So, where do we stand? I can sum up September auto sales thus far in two words...They Suck. This is not tremendously surprising. Any time in the past that a major, successful incentive program has been run in the U.S. there has been a serious hangover effect in the months immediately following the conclusion of the program. Take a look at how sales collapsed after GM ended the 0% financing offer that it rolled out after September 11th or when the Employee Pricing for Everyone that was introduced several years later ended:

Initially I was hopeful that the sales decline would be less dramatic this time because from everything that I have been hearing, demand has started to improve on its own, even without the government's Cash for Clunkers program. The problem is that dealers don't have any cars to sell. The small vehicles that people who traded in their clunkers on are very high volume models that account for a huge percentage of industry volume. Take a look at how the sales of these small models exploded during the C for C program:
Toyota's Scion division:
June 2009: 4,262 units
August 2009: 10,727
Nissan Versa:
June 2009: 5,473
August 2009: 18,580
Honda Fit:
June 2009: 5,585
August 2009: 13,593
Chevrolet Aveo:
June 2009: 2,217
August 2009: 12,733
You get the idea. Normally there is a reason that a manufacturer runs a huge, expensive, and in turn successful incentive program in the auto industry...their inventory level is too high and dealers are swimming in cars. Manufacturers didn't initiate the Cash for Clunkers program though...Uncle Sam did. Automakers had slashed production dramatically to levels that I have never seen and in turn they were in the process of drastically their excess inventory heading into the C for C program.

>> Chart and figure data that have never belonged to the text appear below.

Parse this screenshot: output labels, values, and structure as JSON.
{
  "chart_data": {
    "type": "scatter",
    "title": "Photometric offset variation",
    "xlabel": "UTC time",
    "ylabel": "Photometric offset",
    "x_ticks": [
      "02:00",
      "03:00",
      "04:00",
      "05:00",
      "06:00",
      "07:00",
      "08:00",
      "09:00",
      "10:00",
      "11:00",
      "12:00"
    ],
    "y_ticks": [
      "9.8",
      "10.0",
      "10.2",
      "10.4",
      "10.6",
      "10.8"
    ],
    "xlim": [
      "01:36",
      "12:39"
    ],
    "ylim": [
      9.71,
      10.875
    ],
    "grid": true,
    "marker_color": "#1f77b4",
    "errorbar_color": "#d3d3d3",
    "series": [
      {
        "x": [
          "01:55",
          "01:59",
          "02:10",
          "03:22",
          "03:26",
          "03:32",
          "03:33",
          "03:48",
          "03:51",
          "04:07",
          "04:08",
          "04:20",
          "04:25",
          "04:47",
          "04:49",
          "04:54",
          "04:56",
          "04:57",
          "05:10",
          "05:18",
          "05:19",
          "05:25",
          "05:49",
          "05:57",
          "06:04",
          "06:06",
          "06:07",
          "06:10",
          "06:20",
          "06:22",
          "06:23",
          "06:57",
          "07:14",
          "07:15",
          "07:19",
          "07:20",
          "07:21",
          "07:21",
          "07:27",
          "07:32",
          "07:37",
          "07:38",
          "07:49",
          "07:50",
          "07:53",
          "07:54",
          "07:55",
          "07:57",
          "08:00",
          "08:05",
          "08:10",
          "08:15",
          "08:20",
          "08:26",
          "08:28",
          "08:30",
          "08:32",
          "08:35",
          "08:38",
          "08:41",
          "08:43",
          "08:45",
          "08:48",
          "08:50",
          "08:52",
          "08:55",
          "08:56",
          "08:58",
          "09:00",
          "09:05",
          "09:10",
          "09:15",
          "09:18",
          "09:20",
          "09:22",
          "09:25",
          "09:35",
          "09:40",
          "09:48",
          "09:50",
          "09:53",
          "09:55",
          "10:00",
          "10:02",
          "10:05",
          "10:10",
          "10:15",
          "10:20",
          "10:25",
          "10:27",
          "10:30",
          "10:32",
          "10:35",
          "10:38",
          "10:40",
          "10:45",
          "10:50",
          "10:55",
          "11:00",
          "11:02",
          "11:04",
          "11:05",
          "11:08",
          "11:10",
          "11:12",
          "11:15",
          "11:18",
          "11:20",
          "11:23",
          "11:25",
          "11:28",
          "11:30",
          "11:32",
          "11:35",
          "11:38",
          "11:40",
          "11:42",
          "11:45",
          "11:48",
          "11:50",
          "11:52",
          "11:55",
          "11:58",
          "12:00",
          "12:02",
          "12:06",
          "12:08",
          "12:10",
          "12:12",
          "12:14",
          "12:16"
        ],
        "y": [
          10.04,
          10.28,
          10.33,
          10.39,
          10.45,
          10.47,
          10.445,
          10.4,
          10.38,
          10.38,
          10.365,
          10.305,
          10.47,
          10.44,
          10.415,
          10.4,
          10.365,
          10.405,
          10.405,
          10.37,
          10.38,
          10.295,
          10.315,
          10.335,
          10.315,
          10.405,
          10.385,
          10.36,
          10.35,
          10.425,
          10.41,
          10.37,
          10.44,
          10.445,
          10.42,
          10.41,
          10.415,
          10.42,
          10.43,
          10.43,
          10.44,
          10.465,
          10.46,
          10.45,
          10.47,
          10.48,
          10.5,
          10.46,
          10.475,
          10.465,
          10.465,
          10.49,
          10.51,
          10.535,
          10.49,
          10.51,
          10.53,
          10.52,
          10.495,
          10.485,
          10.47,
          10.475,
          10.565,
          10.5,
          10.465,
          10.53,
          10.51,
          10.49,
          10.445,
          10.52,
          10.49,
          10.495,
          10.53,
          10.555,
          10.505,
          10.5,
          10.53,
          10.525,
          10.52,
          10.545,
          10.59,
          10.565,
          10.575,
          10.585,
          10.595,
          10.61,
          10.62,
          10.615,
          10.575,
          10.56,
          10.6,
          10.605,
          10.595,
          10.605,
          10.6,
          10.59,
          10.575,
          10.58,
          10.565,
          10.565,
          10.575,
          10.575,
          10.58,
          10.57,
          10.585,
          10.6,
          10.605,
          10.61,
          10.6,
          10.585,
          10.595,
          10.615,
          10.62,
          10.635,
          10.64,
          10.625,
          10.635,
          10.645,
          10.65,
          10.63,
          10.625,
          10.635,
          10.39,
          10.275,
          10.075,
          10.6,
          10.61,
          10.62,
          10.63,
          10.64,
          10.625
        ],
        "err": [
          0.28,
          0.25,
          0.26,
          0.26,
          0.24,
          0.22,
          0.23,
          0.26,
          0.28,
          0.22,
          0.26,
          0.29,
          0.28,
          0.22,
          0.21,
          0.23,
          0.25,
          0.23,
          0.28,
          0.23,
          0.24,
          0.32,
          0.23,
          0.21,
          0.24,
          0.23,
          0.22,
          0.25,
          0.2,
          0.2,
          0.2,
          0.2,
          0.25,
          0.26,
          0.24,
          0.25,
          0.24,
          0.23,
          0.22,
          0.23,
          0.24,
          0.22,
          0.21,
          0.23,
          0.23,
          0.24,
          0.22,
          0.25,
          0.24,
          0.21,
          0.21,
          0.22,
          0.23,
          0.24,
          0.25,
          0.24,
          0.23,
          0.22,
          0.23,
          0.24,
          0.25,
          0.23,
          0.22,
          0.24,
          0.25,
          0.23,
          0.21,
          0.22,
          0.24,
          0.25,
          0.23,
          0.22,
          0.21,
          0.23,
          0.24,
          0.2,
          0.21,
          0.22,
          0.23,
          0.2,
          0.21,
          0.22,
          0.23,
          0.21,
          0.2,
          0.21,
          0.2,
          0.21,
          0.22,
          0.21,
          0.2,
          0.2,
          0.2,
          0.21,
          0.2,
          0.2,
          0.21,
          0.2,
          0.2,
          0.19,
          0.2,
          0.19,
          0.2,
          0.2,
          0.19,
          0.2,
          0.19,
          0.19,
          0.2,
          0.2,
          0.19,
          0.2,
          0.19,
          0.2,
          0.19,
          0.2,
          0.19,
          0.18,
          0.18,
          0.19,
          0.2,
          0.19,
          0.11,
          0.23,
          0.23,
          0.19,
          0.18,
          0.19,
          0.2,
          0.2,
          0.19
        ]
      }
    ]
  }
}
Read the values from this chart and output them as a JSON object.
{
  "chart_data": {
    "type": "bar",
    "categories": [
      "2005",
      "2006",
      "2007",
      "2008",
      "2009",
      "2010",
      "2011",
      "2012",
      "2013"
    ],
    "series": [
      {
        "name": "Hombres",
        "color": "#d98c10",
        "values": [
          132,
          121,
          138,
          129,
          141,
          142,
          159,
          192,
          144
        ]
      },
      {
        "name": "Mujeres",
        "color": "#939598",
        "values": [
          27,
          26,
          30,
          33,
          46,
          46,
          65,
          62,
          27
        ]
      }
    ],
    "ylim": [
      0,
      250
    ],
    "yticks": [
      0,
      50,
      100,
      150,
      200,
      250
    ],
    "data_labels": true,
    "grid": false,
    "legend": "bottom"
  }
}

As a result, when demand spiked dealers had their lots picked clean. I'll have to do some digging to find out what the official inventory numbers are for the industry, but they have fallen dramatically. Dealers don't have enough cars to sell, particularly high volume models. So any pull-forward effect that the Cash for Clunkers program would have normally had will be magnified tremendously by the lack of inventory out there.
So, enough explanation let's talk numbers. Here are a few industry-wide sales numbers for everyone to use as a point of reference:
June 2009 (pre Cash for Clunkers: 850,000
September 2008 (year-over-year comparison): 960,000
August 2009 (last month): 1,260,000
Again, I'm hearing that sales have absolutely tanked in September because there are no cars out there. My initial educated guess (and that's all that estimates are...particularly this early in the month) is that we'll be lucky to hit 700,000 units in September and that it is very possible that sales will come in at around 650,000. I will be able to refine this estimate as we get closer to the end of the month and more accurate info is available.
Hopefully continued improvement in demand for things that didn't have their inventory sucked dry by Clunkers, such as larger trucks and luxury brands will help absorb some of blow to sales by the lack of availability of a number of high volume vehicles, particularly since a number of manufacturers have rolled out aggressive new incentives programs as the month has progresses. Time will tell. In the meantime, count on a lousy auto sales month in September with demand recovering towards the end of the year as the pull-forward effect from C for C wears off, as inventory levels recover, and as manufacturers introduce even more aggressive incentives for their big year-end sales push.
Rather than looking at the total industry number in September, focus on the sales results of brands or models that are not being as affected by this inventory shortage, such as BMWs or certain trucks.